Skipping ahead of a couple of movies that will get quick posts later because this one left me with some thoughts. Or really, more just experiential anecdotes that I can easily fill a post with.
I was in NYC this past weekend, seeing the BFFF for the first time in (according to Google) 845 days. Really, all I wanted to do was hang with the bestie. The only show I bought tix for was Moulin Rouge. Otherwise, the weekend was pretty open. A few weeks ago, I saw Lin-Manuel Miranda tweet that the marquee at the Paris theater had been updated to include his directorial debut Tick Tick Boom. A movie musical with a very limited theatrical run at an iconic NYC theater that I would love to check out and the opportunity to watch it with my even more of a theatre geek best friend? Yes please. So I jumped on those tix as soon as they went on sale.
It ended up being the perfect end to a wonderful weekend. After Moulin Rouge, we sang showtunes while knocking back G&T’s at NYC institution Marie’s Crisis. Saturday we walked thru all five floors of Moma in between other bits of running around the city. So by Sunday, a nice brunch at a diner and a chill movie was just what the doctor ordered.
Oh and a quick word on the Paris theater. It’s an old classic, single auditorium theater in NYC (I believe the last single auditorium standing, but I’m too lazy to confirm).

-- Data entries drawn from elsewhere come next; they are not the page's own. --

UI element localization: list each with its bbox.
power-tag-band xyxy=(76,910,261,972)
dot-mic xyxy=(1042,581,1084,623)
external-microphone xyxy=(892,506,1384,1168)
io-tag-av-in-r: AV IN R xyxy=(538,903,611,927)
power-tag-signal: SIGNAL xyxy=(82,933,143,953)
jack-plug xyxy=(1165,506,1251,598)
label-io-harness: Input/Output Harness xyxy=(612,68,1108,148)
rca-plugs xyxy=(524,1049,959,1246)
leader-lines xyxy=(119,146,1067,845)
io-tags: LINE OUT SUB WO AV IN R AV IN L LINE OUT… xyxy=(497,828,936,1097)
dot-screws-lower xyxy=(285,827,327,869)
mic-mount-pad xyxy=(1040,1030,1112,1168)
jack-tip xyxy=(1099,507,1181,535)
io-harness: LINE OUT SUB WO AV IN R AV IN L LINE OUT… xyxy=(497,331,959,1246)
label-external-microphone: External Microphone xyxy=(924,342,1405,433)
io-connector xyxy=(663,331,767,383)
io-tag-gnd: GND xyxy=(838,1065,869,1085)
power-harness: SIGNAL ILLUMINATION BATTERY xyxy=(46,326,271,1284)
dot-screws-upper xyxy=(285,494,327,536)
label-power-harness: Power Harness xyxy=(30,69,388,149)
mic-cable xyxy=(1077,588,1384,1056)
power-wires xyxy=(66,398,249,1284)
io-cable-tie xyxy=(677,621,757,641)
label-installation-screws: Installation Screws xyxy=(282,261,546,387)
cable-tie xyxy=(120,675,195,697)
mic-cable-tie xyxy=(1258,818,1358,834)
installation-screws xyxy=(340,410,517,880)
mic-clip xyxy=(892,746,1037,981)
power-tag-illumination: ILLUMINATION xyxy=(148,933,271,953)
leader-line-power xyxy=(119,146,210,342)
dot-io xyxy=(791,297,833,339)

Recently Netflix entered in an agreement with them to help keep the theater open that will give them a steady venue to exhibit their films. We might be getting something similar in LA with the Egyptian.
Right so Tick Tick Boom is by and about Jonathan Larson, the man who wrote the musical phenomenon RENT. Originally a three person stage musical, the story follows his attempt to get his first musical produced and the affects it has on him and his relationships. In other words, it’s basically a musical for people who love musicals. And this movie was produced by people who love musicals. It all shows through beautifully. There’s also some of the best Broadway Easter eggs sprinkled throughout the film if you know to look for them, or I should say if you know who to look for.
I knew even less about the musical going in than what I wrote in that previous paragraph (of course I know Rent well). I absolutely loved every frame of it. The music was gorgeous (which I downloaded at 1 AM the next morning when I was home in LA and getting a jump on some Black Friday sales before going to bed). Perfect casting. I loved Andrew Garfield, and thought his voice sounded so great. The bestie pointed out that Larson wasn’t really much of a singer so it made sense to have a lead who also wasn’t a formally trained singer. Happy to see original American Idiot Favorite Son Joshua Henry in the film, as well as Vanessa Hudgens who has been really working her way up in the musical space.
I could not have chosen a more perfect venue for this film. The Paris is not too far from the Broadway theaters the characters are aspiring towards, so of course the auditorium was filled with theater people. There were countless moments were applause broke out, making this much more magical than it would have been watching on Netflix (though I may likely rewatch it there soon). Towards the end of the film (I initially typed “show”) there was a gorgeous song about friendship. The bestie put his arm around me and pulled me close saying there wasn’t anyone else he would have wanted to see this with. The room got awful dusty. I wouldn’t have traded this weekend for anything.